Children with Investment Income - 7 Things to Know
Children are usually in lower tax brackets than their parents. One strategy for saving money on taxes is to transfer income-producing assets to children so they pay tax on the investment income at their lower tax rates.
The IRS limits the benefit of this strategy with special rules for children who have substantial investment income.
If your child has substantial investment income during the year, he or she may have to use your tax rate, or the child's other parent's tax rate, for the child's investment income.
You don't have to worry about this rule unless your child has $2,000 or more in interest, dividend and other investment income.
A “child” for this purpose is your child who was under age 18, or in some cases your child under age 24:
- A child who has not reached age 18 at the end of the year qualifies as a child.

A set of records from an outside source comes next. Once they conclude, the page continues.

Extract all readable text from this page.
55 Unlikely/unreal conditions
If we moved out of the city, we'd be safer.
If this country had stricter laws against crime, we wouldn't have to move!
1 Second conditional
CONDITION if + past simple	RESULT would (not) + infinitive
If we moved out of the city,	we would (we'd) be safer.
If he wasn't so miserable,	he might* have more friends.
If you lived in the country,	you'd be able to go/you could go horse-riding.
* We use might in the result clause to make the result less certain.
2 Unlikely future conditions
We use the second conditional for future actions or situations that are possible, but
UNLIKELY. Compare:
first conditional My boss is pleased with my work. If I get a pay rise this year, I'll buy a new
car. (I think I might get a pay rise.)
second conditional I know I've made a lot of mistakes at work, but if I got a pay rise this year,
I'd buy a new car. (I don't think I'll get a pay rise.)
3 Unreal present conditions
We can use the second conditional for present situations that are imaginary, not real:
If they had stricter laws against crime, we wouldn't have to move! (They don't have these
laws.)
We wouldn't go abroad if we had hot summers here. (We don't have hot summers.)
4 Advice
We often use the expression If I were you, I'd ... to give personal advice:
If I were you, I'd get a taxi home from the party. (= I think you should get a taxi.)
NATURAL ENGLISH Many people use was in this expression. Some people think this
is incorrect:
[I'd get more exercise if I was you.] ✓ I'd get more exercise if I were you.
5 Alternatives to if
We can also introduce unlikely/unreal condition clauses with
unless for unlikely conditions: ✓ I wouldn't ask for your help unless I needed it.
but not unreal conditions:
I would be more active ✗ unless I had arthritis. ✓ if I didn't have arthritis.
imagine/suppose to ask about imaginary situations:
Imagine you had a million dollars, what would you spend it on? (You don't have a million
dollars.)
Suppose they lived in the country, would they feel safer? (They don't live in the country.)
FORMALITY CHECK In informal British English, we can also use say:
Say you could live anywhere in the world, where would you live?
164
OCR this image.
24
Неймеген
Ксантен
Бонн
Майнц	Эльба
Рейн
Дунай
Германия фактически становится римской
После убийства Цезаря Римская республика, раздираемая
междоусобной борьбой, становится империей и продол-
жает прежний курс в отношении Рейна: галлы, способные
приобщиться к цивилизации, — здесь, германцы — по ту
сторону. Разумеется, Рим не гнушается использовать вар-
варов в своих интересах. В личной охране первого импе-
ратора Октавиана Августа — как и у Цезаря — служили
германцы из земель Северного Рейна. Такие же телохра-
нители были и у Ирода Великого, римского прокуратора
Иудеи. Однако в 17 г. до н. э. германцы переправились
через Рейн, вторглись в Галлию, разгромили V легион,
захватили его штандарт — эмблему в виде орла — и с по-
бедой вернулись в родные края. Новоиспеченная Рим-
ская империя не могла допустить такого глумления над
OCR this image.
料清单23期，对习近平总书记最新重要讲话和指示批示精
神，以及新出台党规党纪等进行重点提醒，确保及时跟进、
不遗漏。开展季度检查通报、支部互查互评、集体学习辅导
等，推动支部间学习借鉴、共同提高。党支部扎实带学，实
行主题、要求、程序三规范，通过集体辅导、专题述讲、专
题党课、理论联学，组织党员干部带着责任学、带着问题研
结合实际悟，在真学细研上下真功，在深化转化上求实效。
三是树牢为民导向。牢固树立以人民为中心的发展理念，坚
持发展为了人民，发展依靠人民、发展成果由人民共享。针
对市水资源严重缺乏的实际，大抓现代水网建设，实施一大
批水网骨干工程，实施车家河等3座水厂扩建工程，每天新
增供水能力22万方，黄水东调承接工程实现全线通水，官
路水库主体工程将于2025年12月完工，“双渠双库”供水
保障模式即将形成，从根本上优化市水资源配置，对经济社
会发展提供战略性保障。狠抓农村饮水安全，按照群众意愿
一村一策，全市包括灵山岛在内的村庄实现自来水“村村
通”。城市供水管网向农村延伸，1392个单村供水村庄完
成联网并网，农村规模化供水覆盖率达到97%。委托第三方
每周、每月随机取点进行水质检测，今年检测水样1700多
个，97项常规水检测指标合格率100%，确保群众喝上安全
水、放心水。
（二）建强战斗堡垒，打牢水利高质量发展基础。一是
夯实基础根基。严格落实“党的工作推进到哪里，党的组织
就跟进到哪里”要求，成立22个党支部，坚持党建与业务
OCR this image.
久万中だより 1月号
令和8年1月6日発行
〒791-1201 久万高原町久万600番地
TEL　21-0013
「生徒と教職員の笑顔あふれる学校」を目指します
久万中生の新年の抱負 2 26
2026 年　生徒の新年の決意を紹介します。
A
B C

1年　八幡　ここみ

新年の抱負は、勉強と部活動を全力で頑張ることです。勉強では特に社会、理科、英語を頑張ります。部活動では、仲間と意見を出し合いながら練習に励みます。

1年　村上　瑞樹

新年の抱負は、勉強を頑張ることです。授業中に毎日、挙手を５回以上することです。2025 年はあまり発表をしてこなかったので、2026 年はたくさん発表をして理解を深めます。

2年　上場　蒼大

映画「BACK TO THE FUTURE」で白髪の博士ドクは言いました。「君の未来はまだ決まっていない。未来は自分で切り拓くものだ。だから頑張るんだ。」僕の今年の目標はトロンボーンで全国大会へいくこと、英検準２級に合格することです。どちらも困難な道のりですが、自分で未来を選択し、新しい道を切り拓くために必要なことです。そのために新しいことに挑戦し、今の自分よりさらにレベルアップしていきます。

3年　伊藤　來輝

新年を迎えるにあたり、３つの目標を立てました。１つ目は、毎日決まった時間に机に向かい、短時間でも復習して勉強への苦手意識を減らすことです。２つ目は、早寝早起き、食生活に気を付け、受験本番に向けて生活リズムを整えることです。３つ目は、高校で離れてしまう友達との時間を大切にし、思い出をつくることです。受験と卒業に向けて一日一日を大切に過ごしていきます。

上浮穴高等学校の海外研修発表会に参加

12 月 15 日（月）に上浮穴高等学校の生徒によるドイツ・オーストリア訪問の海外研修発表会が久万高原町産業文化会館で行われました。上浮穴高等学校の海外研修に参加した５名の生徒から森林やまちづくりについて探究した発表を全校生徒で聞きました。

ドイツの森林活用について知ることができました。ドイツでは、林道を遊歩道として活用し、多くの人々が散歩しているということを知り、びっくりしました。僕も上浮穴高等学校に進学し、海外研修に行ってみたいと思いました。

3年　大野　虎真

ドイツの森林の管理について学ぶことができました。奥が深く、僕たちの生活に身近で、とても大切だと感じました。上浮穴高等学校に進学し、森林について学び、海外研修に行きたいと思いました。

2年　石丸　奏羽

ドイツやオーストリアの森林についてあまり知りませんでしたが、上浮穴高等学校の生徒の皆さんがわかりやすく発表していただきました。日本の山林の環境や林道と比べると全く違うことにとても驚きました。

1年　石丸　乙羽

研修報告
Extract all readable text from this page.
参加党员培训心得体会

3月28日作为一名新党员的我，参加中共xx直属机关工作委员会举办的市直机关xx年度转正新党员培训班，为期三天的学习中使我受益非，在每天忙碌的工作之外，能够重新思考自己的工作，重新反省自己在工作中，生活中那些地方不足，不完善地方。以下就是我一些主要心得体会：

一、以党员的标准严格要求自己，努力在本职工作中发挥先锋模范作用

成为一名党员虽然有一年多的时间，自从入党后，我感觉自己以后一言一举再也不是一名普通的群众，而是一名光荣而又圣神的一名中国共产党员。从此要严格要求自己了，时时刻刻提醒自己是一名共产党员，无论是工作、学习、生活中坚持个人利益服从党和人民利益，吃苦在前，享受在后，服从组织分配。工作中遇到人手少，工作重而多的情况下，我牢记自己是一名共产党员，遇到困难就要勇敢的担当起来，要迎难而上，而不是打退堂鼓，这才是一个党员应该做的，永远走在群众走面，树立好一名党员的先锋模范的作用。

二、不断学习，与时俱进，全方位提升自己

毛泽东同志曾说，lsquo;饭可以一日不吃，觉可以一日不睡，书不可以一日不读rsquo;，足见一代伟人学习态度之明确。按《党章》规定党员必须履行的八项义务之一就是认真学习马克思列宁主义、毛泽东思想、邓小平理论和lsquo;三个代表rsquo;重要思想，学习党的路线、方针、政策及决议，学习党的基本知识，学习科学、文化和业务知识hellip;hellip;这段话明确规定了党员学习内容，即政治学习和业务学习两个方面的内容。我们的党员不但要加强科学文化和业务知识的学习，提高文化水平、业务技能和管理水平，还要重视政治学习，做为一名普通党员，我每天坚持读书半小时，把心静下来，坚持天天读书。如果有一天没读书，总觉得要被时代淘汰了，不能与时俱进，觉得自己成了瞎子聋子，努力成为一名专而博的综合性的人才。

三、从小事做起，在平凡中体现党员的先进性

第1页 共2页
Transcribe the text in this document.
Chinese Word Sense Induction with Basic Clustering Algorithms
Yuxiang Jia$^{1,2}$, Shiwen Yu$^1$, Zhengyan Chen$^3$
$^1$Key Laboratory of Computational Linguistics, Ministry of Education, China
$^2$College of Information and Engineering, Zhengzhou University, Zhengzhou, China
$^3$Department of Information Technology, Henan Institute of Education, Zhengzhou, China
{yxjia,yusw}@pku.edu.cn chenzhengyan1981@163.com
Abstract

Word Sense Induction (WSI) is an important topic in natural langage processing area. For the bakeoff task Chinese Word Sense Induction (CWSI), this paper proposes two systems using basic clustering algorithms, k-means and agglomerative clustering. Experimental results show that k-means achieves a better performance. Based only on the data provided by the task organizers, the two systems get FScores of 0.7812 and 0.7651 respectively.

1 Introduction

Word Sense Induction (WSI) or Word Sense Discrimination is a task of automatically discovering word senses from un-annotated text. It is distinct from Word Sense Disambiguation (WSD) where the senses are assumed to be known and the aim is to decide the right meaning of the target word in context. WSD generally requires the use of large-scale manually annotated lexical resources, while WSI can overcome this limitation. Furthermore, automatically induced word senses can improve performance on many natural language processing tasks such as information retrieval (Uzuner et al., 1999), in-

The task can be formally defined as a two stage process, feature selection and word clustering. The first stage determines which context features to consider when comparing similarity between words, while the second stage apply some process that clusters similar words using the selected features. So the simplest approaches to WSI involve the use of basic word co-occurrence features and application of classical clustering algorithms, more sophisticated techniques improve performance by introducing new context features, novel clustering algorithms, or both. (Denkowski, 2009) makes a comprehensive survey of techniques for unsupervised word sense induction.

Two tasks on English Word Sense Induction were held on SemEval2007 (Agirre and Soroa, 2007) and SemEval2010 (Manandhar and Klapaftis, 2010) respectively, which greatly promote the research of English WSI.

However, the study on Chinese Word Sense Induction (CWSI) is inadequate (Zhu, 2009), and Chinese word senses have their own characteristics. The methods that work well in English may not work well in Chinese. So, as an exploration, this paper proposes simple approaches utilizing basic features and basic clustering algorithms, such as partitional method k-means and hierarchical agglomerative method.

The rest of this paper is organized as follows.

- An 18-year-old is considered a child if he or she did not earn income equal to at least half of his or her own support. Wages and self-employment income are considered earned income.
- A child over 18 but under 24 is a child for this purpose if he or she was a full–time student and did not earn income equal to at least half of his or her own support.
You can generally choose to report the income on your return or your child's return.
If your child's interest and dividend income is less than $10,000, you may choose to include that income on your return.
Your child must file his or her own return to report his or her income if the child has $10,000 or more in investment income.
If you report the income on your tax return, your child may not need to file a return.
However, your child may still need to file his or her own tax return if he or she has other income, such as wages.
If you and the child's other parent file a joint return, the child pays tax on investment income over $2,000 at the parents' rate.
TaxAct uses information from your joint tax return to determine the correct tax rate for your child's investment income.
If the child's parents file separately, with someone other than the child's other parent, or use some other filing status, use these rules to determine the correct tax rate for the child's investment income:
- If the parents are married but filing separate returns, use the parent's return with the higher taxable income.
- If the parents were never married, but they live with each other for the whole year, use the return of the parent with the greater taxable income.
If the child's parents are divorced or living apart, follow these rules:
- If they are divorced and considered unmarried, or if they do not live with each other the whole year, use the return of the custodial parent (the parent the child lives with most of the year).
- If the custodial parent is not considered unmarried, use the parent's return that has the higher taxable income.
- If the child's custodial parent is divorced and has not remarried, use the custodial parent's return.
If the custodial parent remarries, follow these rules:
- If one parent dies, and the widow or widower remarries, treat the stepparent as the child's other parent. If the parent and stepparent file a joint return, use that return. If they file separate returns, use the return with the higher taxable income.
- If the divorced custodial parent has remarried, treat the stepparent as the other parent.
- If the custodial parent remarried but is not living with his or her spouse, use the custodial parent's return, as long as the custodial parent is considered unmarried for filing purposes. If the custodial parent is considered married for the tax year, use the parent's return with higher taxable income.
If a child's investment income is reported on his or her own return, TaxAct reports it on Form 8615, Tax for Certain Children Who Have Investment Income of More Than $2,000 Income.
If you as the parent choose to report a child's income on your return, TaxAct reports that income on Form 8814, Parents' Election To Report Child's Interest and Dividends.